Prof. d’Aspremont denies that he is ‘thinking from the Bench’; but surely whenever a scholar criticises a judicial decision, he is in effect saying ‘This is what the Court ought to have said: this is what my dissenting opinion would have said had I been among the judges?’ And to my mind this is so whether the critic is saying ‘The Court was wrong on its own premises’, or contending that ‘The matter should have been approached in a different way, viz. .  . .’

As for Ms Meguro’s argument, it falls outside the context in which I ventured to criticise Prof. d’Aspremont’s article; it deals with quite different aspects of the Whaling judgment, which I probably have not studied as closely as has Ms Meguro. Nevertheless, it seems to me that, like Prof. d’Aspremont, Ms Meguro is arguing on the basis of something other than the Judgment actually delivered. Once again, I venture, perhaps (as Prof. d’Aspremont suggests) unnecessarily, to defend the Court by urging that it be judged on what it says, and not on the basis of what it might have said.

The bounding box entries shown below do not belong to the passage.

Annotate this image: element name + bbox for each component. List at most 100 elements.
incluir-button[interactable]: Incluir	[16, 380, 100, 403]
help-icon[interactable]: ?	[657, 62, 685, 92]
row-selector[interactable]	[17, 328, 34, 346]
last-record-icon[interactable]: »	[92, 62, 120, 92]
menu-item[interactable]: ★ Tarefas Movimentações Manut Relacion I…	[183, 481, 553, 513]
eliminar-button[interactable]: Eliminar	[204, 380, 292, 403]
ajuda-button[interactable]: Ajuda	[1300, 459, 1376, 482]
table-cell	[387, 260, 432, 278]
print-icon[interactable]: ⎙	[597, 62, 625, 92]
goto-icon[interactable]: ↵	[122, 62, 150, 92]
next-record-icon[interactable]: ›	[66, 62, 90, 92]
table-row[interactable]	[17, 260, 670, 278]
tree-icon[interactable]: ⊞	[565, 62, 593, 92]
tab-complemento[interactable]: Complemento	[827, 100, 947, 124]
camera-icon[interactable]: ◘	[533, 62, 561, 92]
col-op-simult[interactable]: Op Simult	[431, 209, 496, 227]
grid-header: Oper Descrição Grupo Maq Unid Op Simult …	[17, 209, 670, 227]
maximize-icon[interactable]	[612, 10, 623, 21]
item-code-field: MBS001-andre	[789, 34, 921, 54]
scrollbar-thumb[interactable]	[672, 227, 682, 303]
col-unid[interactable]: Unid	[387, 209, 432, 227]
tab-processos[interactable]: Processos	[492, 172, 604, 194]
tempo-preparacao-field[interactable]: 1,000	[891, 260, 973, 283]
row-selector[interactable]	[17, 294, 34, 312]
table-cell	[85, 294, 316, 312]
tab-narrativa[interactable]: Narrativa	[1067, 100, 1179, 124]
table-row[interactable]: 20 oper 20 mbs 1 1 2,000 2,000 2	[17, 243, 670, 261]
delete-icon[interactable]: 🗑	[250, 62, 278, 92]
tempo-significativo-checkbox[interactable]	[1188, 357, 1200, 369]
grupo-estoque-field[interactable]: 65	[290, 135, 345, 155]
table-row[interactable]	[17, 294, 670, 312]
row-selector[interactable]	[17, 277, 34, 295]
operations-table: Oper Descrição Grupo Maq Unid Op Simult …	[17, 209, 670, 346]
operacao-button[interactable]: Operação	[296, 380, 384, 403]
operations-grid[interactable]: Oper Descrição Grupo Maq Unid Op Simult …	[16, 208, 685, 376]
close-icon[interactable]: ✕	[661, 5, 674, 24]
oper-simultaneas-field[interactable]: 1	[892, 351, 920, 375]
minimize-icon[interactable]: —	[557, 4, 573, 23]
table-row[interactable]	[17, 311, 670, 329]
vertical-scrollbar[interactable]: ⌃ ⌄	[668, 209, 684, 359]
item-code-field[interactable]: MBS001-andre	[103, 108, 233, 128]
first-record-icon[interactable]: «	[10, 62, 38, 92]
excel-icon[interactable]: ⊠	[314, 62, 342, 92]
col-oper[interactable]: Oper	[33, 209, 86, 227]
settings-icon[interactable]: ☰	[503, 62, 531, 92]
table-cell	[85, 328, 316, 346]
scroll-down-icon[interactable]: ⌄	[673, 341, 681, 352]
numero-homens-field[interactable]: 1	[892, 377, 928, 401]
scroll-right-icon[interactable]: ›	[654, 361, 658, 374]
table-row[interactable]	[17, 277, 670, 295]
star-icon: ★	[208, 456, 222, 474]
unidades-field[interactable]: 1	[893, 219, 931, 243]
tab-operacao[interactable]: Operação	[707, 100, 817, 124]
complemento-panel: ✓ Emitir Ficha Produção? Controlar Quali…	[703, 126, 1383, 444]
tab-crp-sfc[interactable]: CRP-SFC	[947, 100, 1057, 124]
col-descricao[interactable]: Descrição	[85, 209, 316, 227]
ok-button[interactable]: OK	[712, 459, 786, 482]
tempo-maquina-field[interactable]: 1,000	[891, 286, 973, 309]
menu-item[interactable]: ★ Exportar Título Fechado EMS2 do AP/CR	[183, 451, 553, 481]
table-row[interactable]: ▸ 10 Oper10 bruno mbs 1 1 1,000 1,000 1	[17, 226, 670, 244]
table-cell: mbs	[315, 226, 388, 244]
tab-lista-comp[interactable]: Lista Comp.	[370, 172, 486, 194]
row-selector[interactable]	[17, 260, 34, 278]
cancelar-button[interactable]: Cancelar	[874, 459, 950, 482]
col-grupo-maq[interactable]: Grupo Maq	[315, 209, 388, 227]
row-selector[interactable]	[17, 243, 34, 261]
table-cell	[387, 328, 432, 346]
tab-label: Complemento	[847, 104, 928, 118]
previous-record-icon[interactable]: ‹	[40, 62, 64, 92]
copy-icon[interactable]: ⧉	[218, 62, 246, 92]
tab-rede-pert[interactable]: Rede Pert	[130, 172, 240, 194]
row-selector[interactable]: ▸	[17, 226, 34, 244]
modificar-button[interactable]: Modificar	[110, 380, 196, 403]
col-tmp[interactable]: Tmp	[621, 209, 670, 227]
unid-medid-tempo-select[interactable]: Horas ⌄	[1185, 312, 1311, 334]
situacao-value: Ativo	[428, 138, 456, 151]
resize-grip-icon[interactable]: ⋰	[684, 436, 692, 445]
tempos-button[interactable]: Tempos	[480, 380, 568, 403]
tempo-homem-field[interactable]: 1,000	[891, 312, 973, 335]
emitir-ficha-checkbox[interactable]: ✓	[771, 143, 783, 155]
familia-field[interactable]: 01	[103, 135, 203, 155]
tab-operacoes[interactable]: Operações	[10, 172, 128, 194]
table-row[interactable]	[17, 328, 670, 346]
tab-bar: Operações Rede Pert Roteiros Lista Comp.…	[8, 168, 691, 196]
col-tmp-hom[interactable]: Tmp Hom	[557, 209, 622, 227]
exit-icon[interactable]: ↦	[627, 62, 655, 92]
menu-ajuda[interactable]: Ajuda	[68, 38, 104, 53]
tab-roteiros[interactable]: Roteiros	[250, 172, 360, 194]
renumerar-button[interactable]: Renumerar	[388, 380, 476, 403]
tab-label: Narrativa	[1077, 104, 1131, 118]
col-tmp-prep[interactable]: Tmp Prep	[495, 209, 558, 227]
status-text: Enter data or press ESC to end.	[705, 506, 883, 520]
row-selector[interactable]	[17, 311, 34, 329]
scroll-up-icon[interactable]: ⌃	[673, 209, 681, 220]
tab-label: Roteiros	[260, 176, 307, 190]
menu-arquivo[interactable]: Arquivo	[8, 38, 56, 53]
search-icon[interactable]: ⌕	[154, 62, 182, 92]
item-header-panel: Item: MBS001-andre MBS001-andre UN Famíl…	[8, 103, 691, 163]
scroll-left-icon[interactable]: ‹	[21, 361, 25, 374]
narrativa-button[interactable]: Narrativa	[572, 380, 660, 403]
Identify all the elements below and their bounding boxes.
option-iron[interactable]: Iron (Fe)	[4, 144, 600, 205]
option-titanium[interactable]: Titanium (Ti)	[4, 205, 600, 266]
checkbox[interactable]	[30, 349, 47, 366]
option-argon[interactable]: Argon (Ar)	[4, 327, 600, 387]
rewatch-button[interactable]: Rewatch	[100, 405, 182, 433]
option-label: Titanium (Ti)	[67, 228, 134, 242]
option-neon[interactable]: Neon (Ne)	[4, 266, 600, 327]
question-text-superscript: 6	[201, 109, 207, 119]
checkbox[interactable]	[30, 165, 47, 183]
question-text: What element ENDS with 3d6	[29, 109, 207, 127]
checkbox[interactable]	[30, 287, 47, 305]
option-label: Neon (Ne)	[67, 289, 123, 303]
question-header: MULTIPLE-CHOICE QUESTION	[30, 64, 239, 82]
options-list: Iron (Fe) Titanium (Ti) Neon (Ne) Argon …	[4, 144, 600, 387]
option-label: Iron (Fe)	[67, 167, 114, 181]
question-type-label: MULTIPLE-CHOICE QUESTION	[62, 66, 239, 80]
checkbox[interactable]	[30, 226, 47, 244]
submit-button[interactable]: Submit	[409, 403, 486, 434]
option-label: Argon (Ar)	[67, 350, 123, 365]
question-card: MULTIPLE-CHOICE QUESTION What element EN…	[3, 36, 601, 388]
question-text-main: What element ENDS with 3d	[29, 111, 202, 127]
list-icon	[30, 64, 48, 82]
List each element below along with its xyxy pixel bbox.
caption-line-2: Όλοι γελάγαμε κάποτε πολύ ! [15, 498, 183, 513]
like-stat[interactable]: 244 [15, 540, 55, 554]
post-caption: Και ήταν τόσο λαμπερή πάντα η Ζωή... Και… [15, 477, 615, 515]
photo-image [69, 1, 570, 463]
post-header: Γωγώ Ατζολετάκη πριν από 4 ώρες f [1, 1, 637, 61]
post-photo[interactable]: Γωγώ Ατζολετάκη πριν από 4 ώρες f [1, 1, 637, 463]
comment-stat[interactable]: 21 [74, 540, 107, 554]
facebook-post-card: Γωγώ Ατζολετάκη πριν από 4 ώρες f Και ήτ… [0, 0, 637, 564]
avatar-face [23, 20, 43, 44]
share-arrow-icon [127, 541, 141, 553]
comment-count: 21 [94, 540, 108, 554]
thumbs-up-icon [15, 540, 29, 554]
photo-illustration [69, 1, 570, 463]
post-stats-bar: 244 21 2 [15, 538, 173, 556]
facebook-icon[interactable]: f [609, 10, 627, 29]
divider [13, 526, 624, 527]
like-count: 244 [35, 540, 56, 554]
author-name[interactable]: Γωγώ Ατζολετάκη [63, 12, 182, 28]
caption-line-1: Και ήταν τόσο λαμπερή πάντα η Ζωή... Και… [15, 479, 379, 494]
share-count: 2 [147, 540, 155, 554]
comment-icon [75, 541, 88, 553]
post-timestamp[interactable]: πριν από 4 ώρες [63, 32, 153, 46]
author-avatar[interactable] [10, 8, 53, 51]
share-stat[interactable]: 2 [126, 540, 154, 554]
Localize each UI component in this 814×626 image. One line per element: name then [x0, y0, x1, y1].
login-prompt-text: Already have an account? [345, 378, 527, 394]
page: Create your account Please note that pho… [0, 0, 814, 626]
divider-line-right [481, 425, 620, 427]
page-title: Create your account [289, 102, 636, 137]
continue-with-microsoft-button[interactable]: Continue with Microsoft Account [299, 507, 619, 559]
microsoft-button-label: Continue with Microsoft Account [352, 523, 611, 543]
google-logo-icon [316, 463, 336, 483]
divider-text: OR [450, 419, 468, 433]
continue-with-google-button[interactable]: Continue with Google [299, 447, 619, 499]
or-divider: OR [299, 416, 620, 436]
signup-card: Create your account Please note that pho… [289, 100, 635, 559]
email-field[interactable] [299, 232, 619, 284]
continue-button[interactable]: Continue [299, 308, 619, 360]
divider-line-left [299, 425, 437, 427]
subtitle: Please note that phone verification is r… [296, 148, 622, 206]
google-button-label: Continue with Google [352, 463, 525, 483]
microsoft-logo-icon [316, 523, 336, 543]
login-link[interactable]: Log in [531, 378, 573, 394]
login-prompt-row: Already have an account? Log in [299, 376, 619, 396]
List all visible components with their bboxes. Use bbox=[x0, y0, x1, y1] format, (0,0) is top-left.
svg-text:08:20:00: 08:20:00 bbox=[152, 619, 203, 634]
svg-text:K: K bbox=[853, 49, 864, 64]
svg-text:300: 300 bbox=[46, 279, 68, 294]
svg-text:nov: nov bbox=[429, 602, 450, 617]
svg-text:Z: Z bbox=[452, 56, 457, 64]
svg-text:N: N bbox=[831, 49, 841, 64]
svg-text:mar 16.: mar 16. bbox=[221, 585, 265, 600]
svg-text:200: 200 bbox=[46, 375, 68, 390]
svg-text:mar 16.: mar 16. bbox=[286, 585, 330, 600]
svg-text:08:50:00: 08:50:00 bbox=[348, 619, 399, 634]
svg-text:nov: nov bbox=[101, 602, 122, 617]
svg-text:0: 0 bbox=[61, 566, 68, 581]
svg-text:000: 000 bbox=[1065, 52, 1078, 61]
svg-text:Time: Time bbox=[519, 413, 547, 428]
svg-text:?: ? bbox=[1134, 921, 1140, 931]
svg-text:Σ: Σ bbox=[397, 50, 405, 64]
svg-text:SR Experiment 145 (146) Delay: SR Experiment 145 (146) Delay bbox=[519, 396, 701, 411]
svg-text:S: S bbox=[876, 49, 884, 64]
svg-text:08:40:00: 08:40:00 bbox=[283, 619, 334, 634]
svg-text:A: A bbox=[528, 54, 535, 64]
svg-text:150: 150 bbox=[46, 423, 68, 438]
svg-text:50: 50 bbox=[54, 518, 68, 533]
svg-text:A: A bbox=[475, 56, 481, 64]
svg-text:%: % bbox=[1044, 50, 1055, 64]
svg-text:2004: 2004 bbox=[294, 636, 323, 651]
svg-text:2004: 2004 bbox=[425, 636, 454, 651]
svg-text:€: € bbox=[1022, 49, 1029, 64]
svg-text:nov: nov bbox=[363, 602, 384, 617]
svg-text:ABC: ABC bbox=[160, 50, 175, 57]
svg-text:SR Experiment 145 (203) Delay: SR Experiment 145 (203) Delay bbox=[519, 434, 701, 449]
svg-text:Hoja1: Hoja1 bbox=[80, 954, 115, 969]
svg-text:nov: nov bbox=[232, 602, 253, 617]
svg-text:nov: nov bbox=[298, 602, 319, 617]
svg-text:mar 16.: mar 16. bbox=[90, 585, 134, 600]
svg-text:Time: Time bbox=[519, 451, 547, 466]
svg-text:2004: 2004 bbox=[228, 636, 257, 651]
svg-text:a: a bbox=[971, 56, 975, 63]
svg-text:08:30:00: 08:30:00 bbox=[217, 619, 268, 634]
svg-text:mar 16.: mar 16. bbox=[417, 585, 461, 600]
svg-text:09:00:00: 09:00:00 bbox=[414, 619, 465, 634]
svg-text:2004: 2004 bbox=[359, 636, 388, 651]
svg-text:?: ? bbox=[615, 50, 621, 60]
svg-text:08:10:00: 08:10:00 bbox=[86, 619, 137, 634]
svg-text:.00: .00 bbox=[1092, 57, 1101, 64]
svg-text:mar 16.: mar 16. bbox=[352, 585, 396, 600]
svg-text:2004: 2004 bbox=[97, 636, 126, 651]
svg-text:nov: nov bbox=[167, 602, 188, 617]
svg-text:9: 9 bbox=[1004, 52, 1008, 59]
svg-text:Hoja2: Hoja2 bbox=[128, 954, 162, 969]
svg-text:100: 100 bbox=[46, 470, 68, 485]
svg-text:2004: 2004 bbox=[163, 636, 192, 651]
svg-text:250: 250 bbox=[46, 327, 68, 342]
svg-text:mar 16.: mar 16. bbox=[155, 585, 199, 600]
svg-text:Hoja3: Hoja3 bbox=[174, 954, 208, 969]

Did the Court ‘bring back the legal effect of the resolutions’ – i.e., those that lacked Japan’s assent and thus did not bind it  – ‘from the backdoor, that is via the ‘duty to co-operate’? (Meguro, para. 2) To support this contention one would have to show that the Court found that action or inaction by Japan that conflicted with one or more of those resolutions (or with the Convention or other instrument, as interpreted by such a resolution) amounted to a breach of a binding duty to co-operate with the IWC or its Scientific Committee.  It would prima facie seem difficult to show this, given that, so far as I am aware, no specific resolution is mentioned anywhere in the decision as part of the argument supporting a finding against Japan. To establish Ms Meguro’s contention, it is not sufficient to point to the Court’s use in its reasoning of the concept of a ‘duty to co-operate’, nor to quote a passage where it is noted that Japan ‘has accepted that it is under an obligation to give due regard to [not ‘comply with’] such [unspecified] recommendations’ (Judgment, para.137; Meguro, 4th para). The simple point is that the Court evidently did not see any need, for purposes of its decision, to rely on any particular non-binding resolution, and thus to enter into the question of the extent to which Japan was nevertheless obliged to respect its terms, via a duty to co-operate or otherwise.

The major finding against Japan was that ‘the special permits granted by Japan for the killing, taking and treating of whales in connection with JARPA II are not “for purposes of scientific research” pursuant to Article VIII, paragraph 1, of the Convention’ (para. 227). Contrary to what is suggested by Ms Meguro, it did not ‘in drawing this conclusion . . . state[] there was Japan’s duty to co-operate with the IWC’ (Meguro paper, 3rd para., italics added). That duty having been found in para. 83 to exist, its actual application is to be found in paragraphs 240-2 (where Japan was held not to have breached it); it is not mentioned in the argument leading up to para. 227. Had the conclusion in para. 227 similarly been based on the finding in para. 83, the Court would have made this clear.

My concern here is to point out what seems to me a misreading of the decision; I offer no views otherwise on the subject-matter of Ms Meguro’s contribution. But didn’t the Court answer Ms Meguro’s question, as to the source of the obligation to co-operate, in para. 240, where it referred to ‘the duty of co-operation with the IWC and its Scientific Committee that is incumbent upon all States parties to the Convention, which was recognized by both Parties and the intervening State’? Is not consent, even if not spelled out in a treaty, a sufficient source?